По знаку старого ару солдаты втолкнули файа внутрь фургона и заперли снаружи дверь. В темном, освещенном единственной лампочкой кузове с ним осталось всего двое охранников. Но, едва Анмай попробовал устроиться поудобнее, его больно ткнули стволом под ребра, заставили лечь у стены, прямо на пол, и связали ноги. Вскоре фургон тронулся.
Анмай не знал, длинной ли окажется дорога, но понимал, что она — его единственный шанс. Он зашипел от боли, когда грязное рифленое железо коснулось раны на груди и судорожно перекатился на бок, спрятав за собой руки. Рывки машины на дорожных ухабах хорошо маскировали его движения. Охранники затянули веревку на совесть, но над узлами особо не мудрили. Анмай дотянулся до них пальцами левой руки и вдруг улыбнулся — сейчас его жизнь зависела всего лишь от того, смогут ли они протолкнуть хвост веревки в петлю. В приюте его сотни раз привязывали к постели и там он наловчился освобождаться от пут. Теперь это оказалось сложнее — все его мышцы непроизвольно подергивались от дикой боли в изуродованном большом пальце, но Анмай старался не обращать на нее внимания и удивился, как быстро ему удалось распустить первый узел. Все необходимые движения намертво засели в его памяти. Он никогда не вспоминал о них, но его тело помнило. Теперь еще немного…
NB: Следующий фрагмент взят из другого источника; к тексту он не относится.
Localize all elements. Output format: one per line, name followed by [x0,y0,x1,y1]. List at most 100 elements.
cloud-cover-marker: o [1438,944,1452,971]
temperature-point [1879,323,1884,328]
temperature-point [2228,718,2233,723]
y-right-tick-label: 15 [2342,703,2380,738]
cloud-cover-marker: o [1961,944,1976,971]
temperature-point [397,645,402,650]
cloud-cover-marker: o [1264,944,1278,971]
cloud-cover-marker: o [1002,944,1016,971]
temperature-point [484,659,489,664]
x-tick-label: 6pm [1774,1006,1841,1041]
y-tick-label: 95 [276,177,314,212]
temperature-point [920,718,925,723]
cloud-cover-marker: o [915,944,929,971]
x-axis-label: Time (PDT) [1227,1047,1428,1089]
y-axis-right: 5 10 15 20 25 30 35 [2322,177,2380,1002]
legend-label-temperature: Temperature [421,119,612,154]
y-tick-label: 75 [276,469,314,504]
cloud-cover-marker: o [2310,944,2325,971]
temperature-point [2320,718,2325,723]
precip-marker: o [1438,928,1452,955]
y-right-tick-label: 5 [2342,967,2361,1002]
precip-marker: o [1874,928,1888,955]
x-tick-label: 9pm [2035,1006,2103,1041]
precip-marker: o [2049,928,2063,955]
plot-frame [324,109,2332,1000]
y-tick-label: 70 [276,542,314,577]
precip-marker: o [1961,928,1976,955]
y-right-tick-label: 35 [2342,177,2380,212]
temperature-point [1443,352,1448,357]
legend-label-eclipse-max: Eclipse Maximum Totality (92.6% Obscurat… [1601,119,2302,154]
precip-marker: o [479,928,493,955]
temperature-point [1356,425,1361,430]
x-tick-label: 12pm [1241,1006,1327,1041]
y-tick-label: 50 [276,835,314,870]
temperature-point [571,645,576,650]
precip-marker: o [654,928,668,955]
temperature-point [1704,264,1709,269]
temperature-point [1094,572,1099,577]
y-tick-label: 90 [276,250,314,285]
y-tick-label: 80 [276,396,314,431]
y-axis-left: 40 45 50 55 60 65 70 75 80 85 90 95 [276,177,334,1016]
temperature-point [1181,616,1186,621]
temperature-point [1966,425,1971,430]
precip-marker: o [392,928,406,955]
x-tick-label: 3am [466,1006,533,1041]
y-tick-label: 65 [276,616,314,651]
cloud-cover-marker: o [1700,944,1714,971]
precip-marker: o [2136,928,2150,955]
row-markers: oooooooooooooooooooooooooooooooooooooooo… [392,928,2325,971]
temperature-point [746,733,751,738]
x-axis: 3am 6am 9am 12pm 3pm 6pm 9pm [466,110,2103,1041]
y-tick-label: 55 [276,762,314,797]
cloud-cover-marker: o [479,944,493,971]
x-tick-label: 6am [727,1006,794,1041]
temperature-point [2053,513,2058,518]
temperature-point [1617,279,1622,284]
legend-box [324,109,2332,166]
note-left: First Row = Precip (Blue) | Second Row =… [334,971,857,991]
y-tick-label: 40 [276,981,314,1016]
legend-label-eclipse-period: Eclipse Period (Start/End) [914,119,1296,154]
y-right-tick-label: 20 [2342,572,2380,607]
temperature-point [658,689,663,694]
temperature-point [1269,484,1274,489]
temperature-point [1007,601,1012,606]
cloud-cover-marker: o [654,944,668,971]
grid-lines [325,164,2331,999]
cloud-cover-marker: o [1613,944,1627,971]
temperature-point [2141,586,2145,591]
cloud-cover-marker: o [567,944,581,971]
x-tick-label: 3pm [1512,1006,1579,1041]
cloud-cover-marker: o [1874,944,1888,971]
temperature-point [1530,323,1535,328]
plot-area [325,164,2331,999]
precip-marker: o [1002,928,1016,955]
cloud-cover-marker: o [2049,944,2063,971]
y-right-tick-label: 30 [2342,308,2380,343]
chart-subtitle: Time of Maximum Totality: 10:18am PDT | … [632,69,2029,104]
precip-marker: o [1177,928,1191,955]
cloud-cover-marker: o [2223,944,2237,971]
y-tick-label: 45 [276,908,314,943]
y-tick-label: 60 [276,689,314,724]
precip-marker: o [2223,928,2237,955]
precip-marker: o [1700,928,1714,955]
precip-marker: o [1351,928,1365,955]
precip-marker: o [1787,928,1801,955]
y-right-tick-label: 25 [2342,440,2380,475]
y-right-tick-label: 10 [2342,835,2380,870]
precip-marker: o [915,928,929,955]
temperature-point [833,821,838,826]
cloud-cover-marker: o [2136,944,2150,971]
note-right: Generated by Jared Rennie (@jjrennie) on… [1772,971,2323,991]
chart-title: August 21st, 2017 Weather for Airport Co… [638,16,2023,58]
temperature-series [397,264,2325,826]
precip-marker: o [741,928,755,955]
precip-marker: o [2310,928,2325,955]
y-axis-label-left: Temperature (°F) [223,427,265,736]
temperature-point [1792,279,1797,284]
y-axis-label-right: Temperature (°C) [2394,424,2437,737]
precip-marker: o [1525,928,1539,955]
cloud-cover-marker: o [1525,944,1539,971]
Заметивший его возню охранник кинулся к файа, с размаху пнув пленника в живот. Анмай задохнулся от боли, но не прекратил своего занятия — и, когда ару размахнулся для второго пинка, рванул вперед опорную ногу стража. Ару упал, грохнувшись затылком об стену. Второй охранник вскинул оружие и заорал, требуя, чтобы он не двигался, но Вэру было уже все равно — черт с ней, с жизнью, пусть убивают, только бы не издевались. Он подтянул ноги и оперся на локоть, пытаясь встать. Ару, вновь заорав, нажал на спуск.
Сноп огня ослепил Вэру, треск очереди в тесном кузове оглушил его, — но пули прошли в дюйме над его боком, пробив ровную строчку отверстий в стальной стенке. Похоже, страже дали строгий приказ довезти его живым, и ару расстрелял все патроны в попытке напугать пленника. Потом машина вдруг резко затормозила и он свалился на пол. Анмай перекатился, и, подмяв ару, схватил его за голову. Тот успел лишь вскрикнуть. Затем его тонкая шея треснула, как хворостина, в сильных руках файа.
Первый охранник приподнялся, наводя на него автомат. Анмай, откинувшись на спину, изо всех сил ударил его связанными ногами — страж отлетел к стене, и, ударившись о нее, вновь упал. Файа не дал ему опомниться — швырнул на пол, уперся коленом в спину, готовясь сломать шею, но его вес убил маленького ару раньше — у него затрещали ребра, он хрипло вскрикнул и затих, захлебнувшись кровью. Анмай быстро освободил ноги, потом вырвал из обвисшей руки автомат. Оружие походило на жестяную игрушку и стреляло пистолетными патронами небольшого калибра. Он едва смог просунуть палец в спусковую скобу.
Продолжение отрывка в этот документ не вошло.